Aiming to help companies that trade their securities at depressed prices on its exchange, the Nasdaq Stock Market Inc. is working to relax its bid requirements.

On Jan. 30, New York-based Nasdaq said it planned to extend a pilot program governing minimum bid price rules - in effect providing companies added time to address bid price deficiencies that may be attributable to the continuing economic downturn and the related decline in the broad market averages. Many of the market's continued listing requirements are tied to market factors such as bid price, market value of public float and market capitalization.

"This is a prudent, measured response to these uncertain and unprecedented economic times," Melissa Fox, the director of Nasdaq's corporate communications, told BioWorld Today. "We believe this is a good move for companies and investors in that the U.S. market is suffering through its worst economic downturn since World War II."

The proposal, which Fox said would bring Nasdaq's grace periods in line with other U.S. markets, remains subject to Securities and Exchange Commission approval. She added that Nasdaq remains in an ongoing dialogue with the SEC.

Nasdaq, which lists more than 3,700 companies, said it trades more shares per day than any other U.S. market.

For National Market companies, the proposal would extend the grace period from 90 days to 180 to maintain a $3 bid price required for continued listing, and provide an additional 180-day grace period for those National Market issuers able to demonstrate compliance with the core National Market initial listing criteria.

Such criteria vary for three different standards. All include requirements for at least 1.1 million publicly traded shares and a minimum $5 bid price at the outset. But market caps vary for the three standards - $8 million, $18 million and $20 million. The first two standards also require stockholders' equity of $15 million and $30 million, respectively.

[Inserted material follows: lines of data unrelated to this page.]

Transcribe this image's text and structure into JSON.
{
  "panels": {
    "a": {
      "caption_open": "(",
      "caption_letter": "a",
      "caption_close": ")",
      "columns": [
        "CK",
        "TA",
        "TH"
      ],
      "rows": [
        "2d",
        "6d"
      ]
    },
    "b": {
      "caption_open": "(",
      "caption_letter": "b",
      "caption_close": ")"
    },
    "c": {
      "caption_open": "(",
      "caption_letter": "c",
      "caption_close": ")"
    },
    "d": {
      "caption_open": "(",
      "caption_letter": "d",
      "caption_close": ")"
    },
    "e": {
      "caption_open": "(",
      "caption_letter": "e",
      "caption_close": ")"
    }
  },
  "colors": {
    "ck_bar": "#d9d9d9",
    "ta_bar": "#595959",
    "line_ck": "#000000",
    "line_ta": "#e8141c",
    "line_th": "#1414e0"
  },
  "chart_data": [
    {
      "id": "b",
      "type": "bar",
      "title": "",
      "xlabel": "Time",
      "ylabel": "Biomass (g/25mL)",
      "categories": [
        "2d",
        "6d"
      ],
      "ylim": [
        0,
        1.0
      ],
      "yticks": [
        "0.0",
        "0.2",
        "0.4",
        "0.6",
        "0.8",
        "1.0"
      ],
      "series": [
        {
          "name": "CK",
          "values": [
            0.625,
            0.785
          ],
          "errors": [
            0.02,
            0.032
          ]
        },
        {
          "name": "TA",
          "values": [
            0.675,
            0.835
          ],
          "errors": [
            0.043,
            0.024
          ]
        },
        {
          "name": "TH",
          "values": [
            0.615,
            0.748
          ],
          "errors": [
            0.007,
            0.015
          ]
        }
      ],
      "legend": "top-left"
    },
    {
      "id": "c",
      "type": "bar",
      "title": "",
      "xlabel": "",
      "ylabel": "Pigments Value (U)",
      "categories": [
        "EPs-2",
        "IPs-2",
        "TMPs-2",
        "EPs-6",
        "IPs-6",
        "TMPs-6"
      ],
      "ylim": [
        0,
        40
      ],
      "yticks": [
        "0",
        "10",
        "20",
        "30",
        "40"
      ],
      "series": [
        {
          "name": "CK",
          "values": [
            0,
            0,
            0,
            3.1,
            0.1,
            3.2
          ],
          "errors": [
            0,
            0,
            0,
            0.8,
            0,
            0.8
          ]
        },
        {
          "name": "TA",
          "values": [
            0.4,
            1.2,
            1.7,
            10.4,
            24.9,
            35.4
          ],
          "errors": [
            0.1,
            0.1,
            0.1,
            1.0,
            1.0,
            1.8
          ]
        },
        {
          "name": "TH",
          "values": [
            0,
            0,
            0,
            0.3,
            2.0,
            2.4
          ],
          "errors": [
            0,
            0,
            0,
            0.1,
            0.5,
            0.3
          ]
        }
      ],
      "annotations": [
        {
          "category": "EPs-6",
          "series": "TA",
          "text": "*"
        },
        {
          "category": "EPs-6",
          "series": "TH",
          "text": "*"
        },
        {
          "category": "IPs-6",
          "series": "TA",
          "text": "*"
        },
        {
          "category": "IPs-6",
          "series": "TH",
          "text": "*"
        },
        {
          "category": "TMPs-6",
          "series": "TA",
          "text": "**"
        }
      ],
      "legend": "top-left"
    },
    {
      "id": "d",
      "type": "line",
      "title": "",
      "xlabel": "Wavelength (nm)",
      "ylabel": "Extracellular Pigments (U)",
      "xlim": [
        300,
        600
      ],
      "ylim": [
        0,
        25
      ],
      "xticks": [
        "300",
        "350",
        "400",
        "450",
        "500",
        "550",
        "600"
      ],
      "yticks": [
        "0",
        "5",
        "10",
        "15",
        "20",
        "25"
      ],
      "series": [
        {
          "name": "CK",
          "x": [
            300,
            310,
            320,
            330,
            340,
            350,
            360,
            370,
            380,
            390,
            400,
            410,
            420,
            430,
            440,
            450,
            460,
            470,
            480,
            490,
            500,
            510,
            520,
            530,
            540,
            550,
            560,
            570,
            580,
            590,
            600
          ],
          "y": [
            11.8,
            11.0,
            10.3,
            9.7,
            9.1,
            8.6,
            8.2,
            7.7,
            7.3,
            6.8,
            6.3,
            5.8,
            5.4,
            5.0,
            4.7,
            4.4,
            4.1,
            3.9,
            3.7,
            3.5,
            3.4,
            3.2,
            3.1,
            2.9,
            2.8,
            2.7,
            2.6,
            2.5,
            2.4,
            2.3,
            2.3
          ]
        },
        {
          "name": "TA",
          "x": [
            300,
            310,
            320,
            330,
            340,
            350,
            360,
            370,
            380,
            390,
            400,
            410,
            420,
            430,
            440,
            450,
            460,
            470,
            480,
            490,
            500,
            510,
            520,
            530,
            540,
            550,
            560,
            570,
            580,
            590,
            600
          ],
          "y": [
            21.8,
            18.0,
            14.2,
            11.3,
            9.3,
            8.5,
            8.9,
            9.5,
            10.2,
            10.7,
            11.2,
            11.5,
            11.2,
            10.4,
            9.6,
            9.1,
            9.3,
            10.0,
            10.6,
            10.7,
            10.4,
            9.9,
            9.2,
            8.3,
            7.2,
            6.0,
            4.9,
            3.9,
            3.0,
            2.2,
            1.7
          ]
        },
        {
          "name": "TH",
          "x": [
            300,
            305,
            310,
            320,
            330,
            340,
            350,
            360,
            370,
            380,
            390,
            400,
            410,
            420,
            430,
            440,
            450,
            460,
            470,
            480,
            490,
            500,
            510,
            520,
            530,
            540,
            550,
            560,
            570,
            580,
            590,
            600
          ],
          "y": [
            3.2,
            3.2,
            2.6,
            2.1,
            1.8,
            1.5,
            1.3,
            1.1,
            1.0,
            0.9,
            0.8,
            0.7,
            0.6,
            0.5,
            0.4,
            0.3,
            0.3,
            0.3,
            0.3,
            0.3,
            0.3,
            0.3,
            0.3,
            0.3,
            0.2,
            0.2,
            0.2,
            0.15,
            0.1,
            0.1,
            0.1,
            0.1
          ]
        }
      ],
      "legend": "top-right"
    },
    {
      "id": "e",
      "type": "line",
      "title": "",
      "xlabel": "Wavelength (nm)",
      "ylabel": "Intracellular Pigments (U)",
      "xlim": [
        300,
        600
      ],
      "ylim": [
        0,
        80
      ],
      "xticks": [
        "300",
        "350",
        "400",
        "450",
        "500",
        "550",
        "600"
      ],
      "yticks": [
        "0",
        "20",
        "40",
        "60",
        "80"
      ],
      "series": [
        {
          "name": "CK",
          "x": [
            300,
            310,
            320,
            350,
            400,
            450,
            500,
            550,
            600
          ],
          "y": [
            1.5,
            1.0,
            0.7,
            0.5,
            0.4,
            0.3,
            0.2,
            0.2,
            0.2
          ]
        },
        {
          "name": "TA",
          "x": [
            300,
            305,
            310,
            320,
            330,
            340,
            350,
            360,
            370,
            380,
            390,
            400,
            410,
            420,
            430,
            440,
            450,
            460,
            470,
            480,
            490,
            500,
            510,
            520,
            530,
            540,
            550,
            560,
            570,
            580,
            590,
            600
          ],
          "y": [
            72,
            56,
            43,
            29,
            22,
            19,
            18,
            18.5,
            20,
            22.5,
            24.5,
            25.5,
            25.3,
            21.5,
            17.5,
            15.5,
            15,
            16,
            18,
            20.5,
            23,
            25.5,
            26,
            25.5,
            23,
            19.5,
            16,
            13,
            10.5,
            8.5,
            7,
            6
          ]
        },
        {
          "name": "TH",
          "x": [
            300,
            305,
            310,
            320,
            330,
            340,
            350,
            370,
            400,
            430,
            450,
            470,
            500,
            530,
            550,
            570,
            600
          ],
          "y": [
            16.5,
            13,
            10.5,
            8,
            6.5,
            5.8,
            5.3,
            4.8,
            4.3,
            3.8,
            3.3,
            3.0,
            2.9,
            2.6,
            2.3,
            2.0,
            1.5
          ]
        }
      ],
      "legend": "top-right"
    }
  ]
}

For SmallCap companies, the proposed rule would keep the initial 180-day grace period to maintain a $1 bid price required for continued listing, but extend the minimum bid price grace period for those that comply with the core initial listing criteria from 180 to up to 540 days - about 18 months. Compliance with the standard would be verified every 180 days.

SmallCap companies must meet one of the following core initial listing criteria: net income of at least $750,000 in either a company's latest fiscal year or in two of its last three fiscal years, stockholders' equity of $5 million or a market capitalization of at least $50 million.

The proposal also seeks to extend the pilot program expiration from Dec. 31 of this year for 12 more months.

"This is a good move for investors because it would enable them to continue to trade in a regulated liquid and transparent market," Fox said. "This will provide them more time to make investment decisions. They won't feel compelled to sell out of fear, which would only accelerate a price decline."

According to last week's edition of BioWorld Financial Watch, which tracks 270 companies in the sector that trade on Nasdaq, the American Stock Exchange and the New York Stock Exchange, shares of 55 companies traded below $1. An additional 73 companies' shares traded between $1 and $3.

When companies fall out of compliance in the National Market, they are considered for SmallCap Market listing provided they demonstrate an ability to meet such criteria. But an individual company must file for SmallCap listing and pay its initial listing fees.

Companies that are completely delisted by Nasdaq often are eligible for quotation on the Over-the-Counter Bulletin Board, an electronic quotation service operated by the National Association of Securities Dealers, assuming they are up to date with their periodic reports. If not, they may be listed on the Pink Sheets, a quotation service that is not operated by NASD and does not require that companies register with the SEC or remain current with their periodic reports.

But there is precedent in Nasdaq's recent proposal. Almost immediately after trading resumed following the Sept. 11 attacks in 2001, the market took similar actions to keep its companies from falling out of compliance. On Sept. 27, six business days after the markets reopened, Nasdaq said it would implement an across-the-board moratorium on the minimum bid and public float requirements for continued listing. The proposal was to suspend the requirements until Jan. 2, 2002.